Monday, March 11, 2013

million dollar traders

pl find below links to the 3 part bbc series "million dollar traders"

i recently came across these and watched them. these are 1 hour each 3 parts of an "experiment" wherein 8 shorlisted novice traders are given 1 million dollars to trade (after ofcourse basic training and under watchful expert eyes)

what a series this is! what an experiment it turned out to be!

every novice, ambitious (& even others) must watch these. all tensions and emotions and dilemmas and triumphs etc are beautifully (and at times in raw ugly manner) exposed!
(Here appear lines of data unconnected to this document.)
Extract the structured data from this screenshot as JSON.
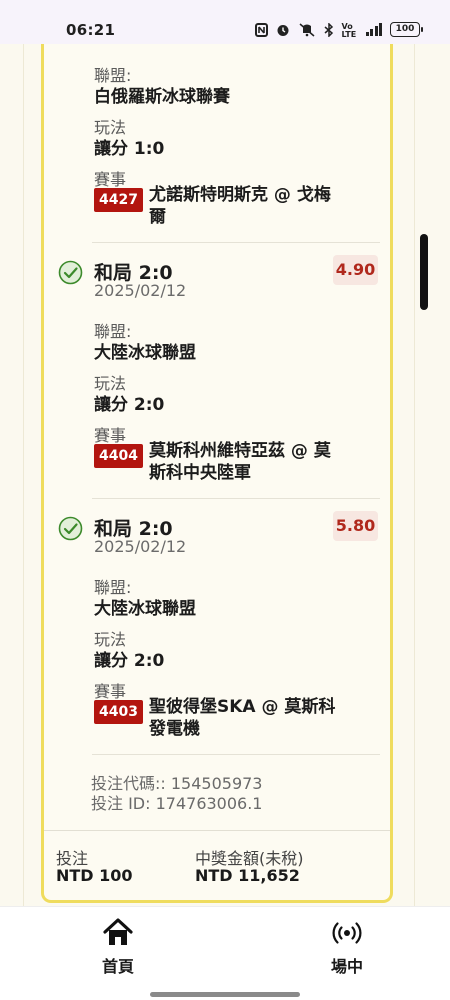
{
  "status_bar": {
    "time": "06:21",
    "network_label": "Vo LTE",
    "cell_label": "4G",
    "battery": "100",
    "icons": [
      "nfc-icon",
      "alarm-icon",
      "vibrate-icon",
      "bluetooth-icon",
      "volte-icon",
      "signal-icon",
      "battery-icon"
    ]
  },
  "labels": {
    "league": "聯盟:",
    "play": "玩法",
    "match": "賽事"
  },
  "top_partial": {
    "league": "白俄羅斯冰球聯賽",
    "play": "讓分 1:0",
    "match_code": "4427",
    "match_name": "尤諾斯特明斯克 @ 戈梅爾"
  },
  "bets": [
    {
      "title": "和局 2:0",
      "date": "2025/02/12",
      "odds": "4.90",
      "league": "大陸冰球聯盟",
      "play": "讓分 2:0",
      "match_code": "4404",
      "match_name": "莫斯科州維特亞茲 @ 莫斯科中央陸軍"
    },
    {
      "title": "和局 2:0",
      "date": "2025/02/12",
      "odds": "5.80",
      "league": "大陸冰球聯盟",
      "play": "讓分 2:0",
      "match_code": "4403",
      "match_name": "聖彼得堡SKA @ 莫斯科發電機"
    }
  ],
  "refs": {
    "bet_code": "投注代碼:: 154505973",
    "bet_id": "投注 ID: 174763006.1"
  },
  "summary": {
    "stake_label": "投注",
    "stake_value": "NTD 100",
    "payout_label": "中獎金額(未稅)",
    "payout_value": "NTD 11,652"
  },
  "nav": {
    "home_label": "首頁",
    "live_label": "場中"
  },
  "colors": {
    "accent_border": "#efdc5d",
    "badge": "#b3150f",
    "odds_text": "#b0281c",
    "check": "#3c8a2b"
  }
}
watching these and other videos will add to any trader's learning curve.

enjoy.


http://www.youtube.com/watch?v=v6ciY8u04Kk
http://www.youtube.com/watch?v=ML4ObTeYLhg
http://www.youtube.com/watch?v=pWkzAvE5aQQ

Sunday, February 3, 2013

4 advanced rules for trading success post HMP


post HMP (Honey Moon Period)* only those traders can make it big in stock trading 
1. who can ruthlessly stick to a closed-ended system (with well defined & fixed entry and exit points which don't change at the dictats of markets or emotional states). constantly improving that system is, however, allowed.
2. who can play with "sufficiently" small amount (e.g. a billionaire can play with a million dollars)
3. who are in no hurry to come in the 'top ten wealthiest persons in the town' list
4. have the head and nerves for compounding principle without violating the above three rules. 


* unlike normal life, HMP in trading can last long.....real long.......sometimes forever!